PARIS (Reuters) - France could return a reversal of the private sector of Greek debt as part of a new EU-IMF rescue plan, if it can find a voluntary formula to avoid more damage in the euro area markets say sources familiar with the thinking of Government.
Euro-zone Governments have edged closer to a compromise this week on a second Greek rescue program, with an increase in official financing, whereby private creditors would be called upon to share their sovereign debt obligations more updated.
President Nicolas Sarkozy softened opposition total earlier Paris to any form of restructuring, saying after the G8 Summit, in Deauville on 27 May that he was different from the restructuring of the search for ways for private investors to share the burden of debt.
French sources said that he wanted to help the German Chancellor Angela Merkel, who has need to appease public anger on the signing of another cheque for the Greece showing that the private sector is sharing the risk.
But France, partner of Berlin in the leaders of the European institutions, has quietly reacted to the proposal of the Minister of German finance Wolfgang Sch?uble of an exchange of Greek debt to extend the deadlines in 7 years and call for a "significant contribution" from creditors.
"The French line has always been to deny the restructuring of the debt of the Greece... regardless of what conditions are proposed," Budget Minister Fran?ois Baroin said Wednesday.
In private and public sector, sources said that Paris was trying to temper the line more lasts from Berlin on the participation of the private sector, a Summit of the leaders of the European Union of 23-24 June, which should accept a new package for the Greece.
Sarkozy can fly in Germany to meet Angela Merkel at the end of next week, a French official source told Reuters.
The sources all spoke on condition of anonymity because of the sensitivity of negotiations.
Officials say that France is resolutely opposed to any move that would constitute a "credit event" in the eyes of investors, triggering payment of Credit Default Swaps used to ensure debt and sending shock waves through the financial system of Europe.
The body of the ISDA derivatives industry, who has the last word or a credit event has occurred, said a voluntary agreement to roll over Greek debt holdings would not usually trigger payment of SADC.
However, credit rating agencies said that they would be likely to classify a turnaround as an exchange of debt distress and downgrade selective rating of the Greece 'default '. Which could affect the European Central Bank's willingness to accept debt Greek as collateral in its liquidity operations.
"There are a number of options on a table and negotiations are not over yet, said a source in contact with the Ministry of finance." A Greek debt rescheduling normally trigger a default value, then that would not be a rollover. ?
NOT QUITE VOLUNTARY
The French are determined to avoid any action which could damage not only creditors of Greece, its financial sector and the economy, but also have an impact on the solvency of the Ireland and the Portugal and other euro-zone countries under stress.
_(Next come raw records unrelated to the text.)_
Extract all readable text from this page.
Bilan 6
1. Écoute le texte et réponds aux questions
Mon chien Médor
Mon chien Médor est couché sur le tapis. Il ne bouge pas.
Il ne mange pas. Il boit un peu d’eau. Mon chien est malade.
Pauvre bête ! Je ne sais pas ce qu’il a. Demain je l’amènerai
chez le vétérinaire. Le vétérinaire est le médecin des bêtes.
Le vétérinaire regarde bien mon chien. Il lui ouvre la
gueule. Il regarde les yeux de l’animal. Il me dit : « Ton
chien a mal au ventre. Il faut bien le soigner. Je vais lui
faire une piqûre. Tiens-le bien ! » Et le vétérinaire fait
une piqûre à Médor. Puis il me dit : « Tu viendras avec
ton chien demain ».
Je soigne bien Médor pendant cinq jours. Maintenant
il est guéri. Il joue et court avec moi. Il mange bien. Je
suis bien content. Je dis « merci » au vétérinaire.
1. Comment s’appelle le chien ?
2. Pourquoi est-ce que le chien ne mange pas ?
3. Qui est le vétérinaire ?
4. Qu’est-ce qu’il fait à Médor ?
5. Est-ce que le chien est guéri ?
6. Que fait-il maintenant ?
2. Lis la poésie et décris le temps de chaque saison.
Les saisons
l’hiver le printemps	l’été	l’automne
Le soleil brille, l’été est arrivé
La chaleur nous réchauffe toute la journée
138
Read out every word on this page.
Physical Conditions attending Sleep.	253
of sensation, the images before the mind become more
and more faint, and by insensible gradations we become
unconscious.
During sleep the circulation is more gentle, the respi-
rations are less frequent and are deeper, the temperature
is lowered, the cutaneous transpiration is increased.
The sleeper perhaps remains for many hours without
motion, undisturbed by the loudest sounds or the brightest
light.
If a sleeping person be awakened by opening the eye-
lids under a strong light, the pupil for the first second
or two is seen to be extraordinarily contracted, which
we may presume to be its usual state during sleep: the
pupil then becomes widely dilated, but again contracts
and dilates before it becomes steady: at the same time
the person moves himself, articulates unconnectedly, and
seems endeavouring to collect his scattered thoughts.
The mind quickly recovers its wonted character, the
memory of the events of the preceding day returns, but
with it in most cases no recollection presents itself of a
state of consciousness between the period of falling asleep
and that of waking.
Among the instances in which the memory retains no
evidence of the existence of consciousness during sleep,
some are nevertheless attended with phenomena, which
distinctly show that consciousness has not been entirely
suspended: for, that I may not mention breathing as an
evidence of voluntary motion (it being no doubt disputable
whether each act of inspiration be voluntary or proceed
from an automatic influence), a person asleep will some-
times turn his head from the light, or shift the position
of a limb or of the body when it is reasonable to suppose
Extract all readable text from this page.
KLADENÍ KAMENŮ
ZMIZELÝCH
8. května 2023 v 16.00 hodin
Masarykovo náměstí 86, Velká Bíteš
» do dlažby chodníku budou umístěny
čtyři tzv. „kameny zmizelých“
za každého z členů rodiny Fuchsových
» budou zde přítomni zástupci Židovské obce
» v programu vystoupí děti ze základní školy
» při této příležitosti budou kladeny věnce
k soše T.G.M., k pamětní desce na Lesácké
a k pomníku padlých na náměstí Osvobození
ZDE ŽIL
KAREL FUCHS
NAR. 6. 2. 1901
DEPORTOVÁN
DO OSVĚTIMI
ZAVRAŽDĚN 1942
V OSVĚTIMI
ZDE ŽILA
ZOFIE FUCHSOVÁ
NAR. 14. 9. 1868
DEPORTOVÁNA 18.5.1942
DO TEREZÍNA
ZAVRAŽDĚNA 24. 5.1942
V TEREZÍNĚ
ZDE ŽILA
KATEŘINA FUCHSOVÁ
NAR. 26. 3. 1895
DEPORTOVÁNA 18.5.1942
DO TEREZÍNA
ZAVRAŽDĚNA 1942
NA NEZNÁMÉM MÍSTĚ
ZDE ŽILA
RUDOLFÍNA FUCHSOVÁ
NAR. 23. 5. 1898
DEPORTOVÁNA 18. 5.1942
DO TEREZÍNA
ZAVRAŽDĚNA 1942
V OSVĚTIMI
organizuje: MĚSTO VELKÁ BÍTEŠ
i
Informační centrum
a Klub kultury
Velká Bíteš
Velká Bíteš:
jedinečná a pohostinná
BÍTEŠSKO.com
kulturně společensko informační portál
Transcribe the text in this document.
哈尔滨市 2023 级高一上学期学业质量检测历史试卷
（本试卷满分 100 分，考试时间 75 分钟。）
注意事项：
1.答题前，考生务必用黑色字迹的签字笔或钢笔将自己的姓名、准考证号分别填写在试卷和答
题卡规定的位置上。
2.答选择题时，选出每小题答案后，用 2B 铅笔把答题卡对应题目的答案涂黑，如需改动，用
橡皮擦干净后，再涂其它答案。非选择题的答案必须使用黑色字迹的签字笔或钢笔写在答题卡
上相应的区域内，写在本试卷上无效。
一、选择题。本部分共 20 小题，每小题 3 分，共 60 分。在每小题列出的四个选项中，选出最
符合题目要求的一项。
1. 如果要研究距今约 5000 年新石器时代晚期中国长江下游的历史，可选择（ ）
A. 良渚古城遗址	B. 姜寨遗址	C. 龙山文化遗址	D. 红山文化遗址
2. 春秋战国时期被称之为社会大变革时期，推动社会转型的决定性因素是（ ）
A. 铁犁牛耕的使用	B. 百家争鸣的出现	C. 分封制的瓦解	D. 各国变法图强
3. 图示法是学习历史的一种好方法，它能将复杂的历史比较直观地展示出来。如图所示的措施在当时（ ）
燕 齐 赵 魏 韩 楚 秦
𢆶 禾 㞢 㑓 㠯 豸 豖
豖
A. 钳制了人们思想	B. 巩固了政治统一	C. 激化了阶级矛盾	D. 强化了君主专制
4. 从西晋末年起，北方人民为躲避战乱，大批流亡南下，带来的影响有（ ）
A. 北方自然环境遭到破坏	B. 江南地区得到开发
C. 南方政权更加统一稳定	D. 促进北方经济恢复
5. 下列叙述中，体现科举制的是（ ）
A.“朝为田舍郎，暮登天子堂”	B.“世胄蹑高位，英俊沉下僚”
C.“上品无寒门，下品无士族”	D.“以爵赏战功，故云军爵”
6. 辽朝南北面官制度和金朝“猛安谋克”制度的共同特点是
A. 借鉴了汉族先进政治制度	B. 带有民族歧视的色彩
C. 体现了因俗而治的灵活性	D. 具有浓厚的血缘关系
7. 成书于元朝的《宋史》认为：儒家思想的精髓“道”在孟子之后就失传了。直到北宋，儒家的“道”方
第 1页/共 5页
As an alternative to an exchange of debt, French sources said that banks could be persuaded to enter into a voluntary agreement to refinance their Greek debt as it comes of age. However, this would mean official creditors pay more the second rescue plan.
After the Germans, the French banks are second largest foreign holders of Greek debt. BIS figures published this week showed that at the end of 2010, German banks 23 billion euros in Greek bonds and the French banks 15 billion euros.
The ECB President, Jean-Claude Trichet, former Director of the Council of the French Treasury, appeared to open the door to a reversal earlier this week by saying that he would accept a regime in which banks were invited to voluntarily maintain their level of exposure to the Greece.
But he restricted any such scope Thursday by saying that the ECB wanted to avoid "any event credit and selective default."
To encourage banks to buy the new bonds more long term, the ECB could accept as guarantee, while the former ones could gradually cease to be accepted.
"The is can we try to convince the agencies rating and the agreement to avoid triggering a credit event, the packaging", said the source in contact with the Ministry of finance.
Bart Oosterveld, head of sovereign risk of Moody group, said on a trip to Paris this week that it is difficult to see how such an agreement would be truly voluntary, given the vagaries of 340 billion euros from the Greek debt. If there was a suggestion of coercion probably would cause a failure, he said.
Jean-Paul Chifflet, CEO of heavyweight French bank Credit Agricole, among the most exposed in Europe in the Greece, said on Wednesday, he was reportedly favour an extension of the deadlines of the sovereign debt of the Greece.
Another senior banker, speaking on condition of anonymity, said French banks had already given the Government committed last year, when the first Greek bailout, to maintain their exposure to the Greece.
"We have been invited to a meeting with Christine Lagarde and it very clearly that it was expecting the French banks after the Government had to support them in these critical times in 2008-2009, to play the game on the Greece" said.
"It was not voluntary," he said, adding that German banks had made a similar commitment.